14 August 2006

Bialy's Stock

Kossar's Bialys has a new awning, which may be the only new thing Kossar's has invested in in decades.

You know Kossar's, right, the store whose bialys know no equal? It sits on Grand Street near Essex in the used-to-be-very-but-now-not-so-much-or-maybe-not-at-all Jewish Lower East Side. It does not do bagels, as everyone in the whole ding-dong world now does. It does the still somewhat obscure baily—flat, floury, indented, flecked with onion. (Actually, Kossar's does do some bagels, but nobody cares.)

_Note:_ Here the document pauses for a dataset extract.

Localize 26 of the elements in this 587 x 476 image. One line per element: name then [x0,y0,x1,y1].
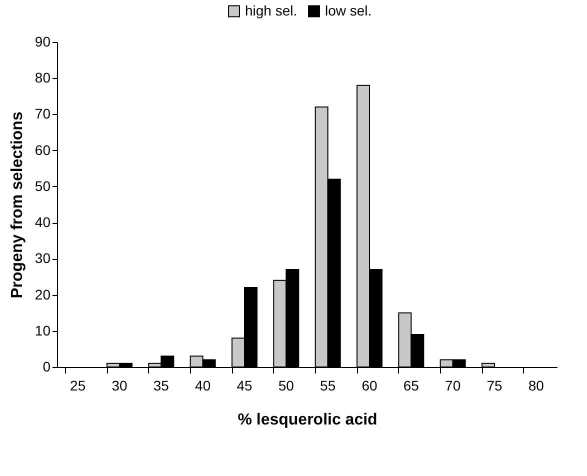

For the longest time, the unpretty store bore a white, translucent, plastic sign with red letters reading "Kossar's Hot Bialys." ("Hot" was in a red box—the level of aggressive advertising at the time.) The sign was backlit, giving it a sort of dim, Hopper-esque illumination. Neon it wasn't. Now they have a spanking new, crust-brown awning with Kossar's spelled out in graceful letters. Whatthefuck? What did they need that crappy piece of gentrification for? It's not like Kossar's doesn't do business hand over fist. Slavish schmucks drive in from Jersey, Westchester and Long Island every Sunday morning to load up.
Awnings look good on Main Street in Westport or New Canaan. On Grand Street, they're out of place.

The hardscrabble kitchen inside is still the same, thank God. One of the things I've always loved about Kossar's is it isn't really a store; it's a busy bakery that they allow you to enter for a few second to buy some bialys—then, Get Out!